TWO THINGS CAN BE TRUE AT ONCE: GLYPHOSATE IS BAD, BUT MAHA REMAINS AN IMPERATIVE MANDATE

Finally, in light of all that we’ve discussed, I’d like to highlight that two things can be true at once: it is true globasate is bad and there should be a push for Republican leaders and all leaders not support it, but it is also true that MAHA remains imperative. And MAHA’s importance lies in how it focuses on tackling root causes of America’s chronic disease epidemic, including ultra-processed foods, artificial additives, environmental toxins, and overmedicalization. And (once again) MAHA has driven real progress: states have passed laws banning or restricting synthetic food dyes, the FDA has worked to phase out petroleum-based dyes, and initiatives target junk food in schools and SNAP programs. These efforts resonate deeply with parents, especially mothers concerned about children’s health, and long-term wellness.

And yes, recent debates and events on glyphosate highlight differing positions within the broader conservative coalition. HOWEVER, amid this, mainstream media coverage has been amplifying controversies to portray divisions in the Republican base. Stories about food dyes, for instance, have been framed in ways that exaggerate setbacks or voluntary industry delays, in an effort to fuel frustration among health-conscious voters. Some reports even seem designed to aggravate MAHA advocates, while sowing doubt about the movement’s sincerity or effectiveness, and discouraging support for Republican candidates in upcoming midterms.

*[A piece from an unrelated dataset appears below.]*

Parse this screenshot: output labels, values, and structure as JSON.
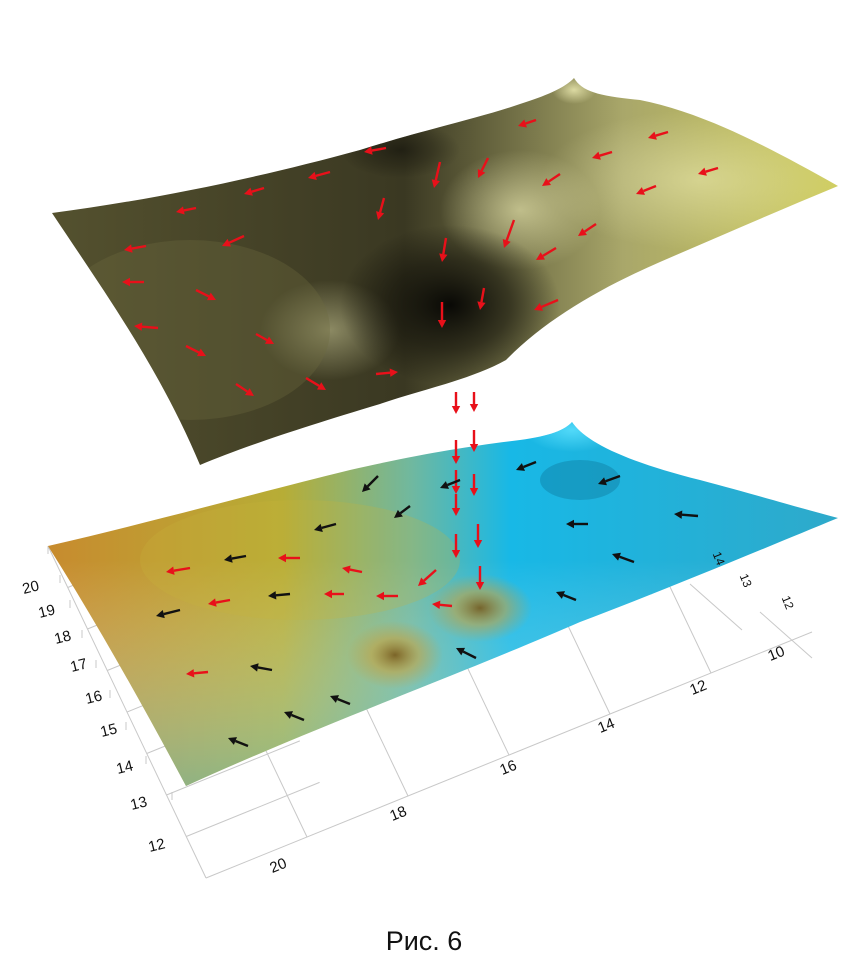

Now, I highlight this to say that, this is where discernment becomes essential. Not every headline warrants immediate outrage or mobilization. Some stories represent genuine policy challenges or compromises in a complex political landscape, where agricultural interests, national security, and health priorities intersect. But, other stories are nothing more than coordinated efforts to exploit divisions – they are classic psy ops aimed at fracturing unity among conservatives and independents drawn to MAHA’s message of cleaner food, fewer toxins, and healthier families.

And so, it is important to learn to differentiate which stories are worth responding to and drawing your Senator or Congressman’s attention on; and also which stories are planted by the mainstream media to try to sow discord among the conservative coalition, and even to undermine the MAHA movement.

MAHA’s imperative endures because America’s health crisis. As such, glyphosate concerns are valid and should fuel advocacy, seeing as we’ve seen a response already, with section 453; but these concerns do NOT negate the broader fight for nutritional reform, reduced additives, and transparency. By staying focused, differentiating real threats from manufactured discord, and continuing to build pressure constructively, MAHA can maintain momentum and deliver lasting change for families nationwide. And this is very important because this is not a fight that started in the present; it is a fight that dates back to when glyphosate was discovered, and even a fight that is interconnected with the efforts of diabolical actors to undermine the security of America through destroying food and nutrition.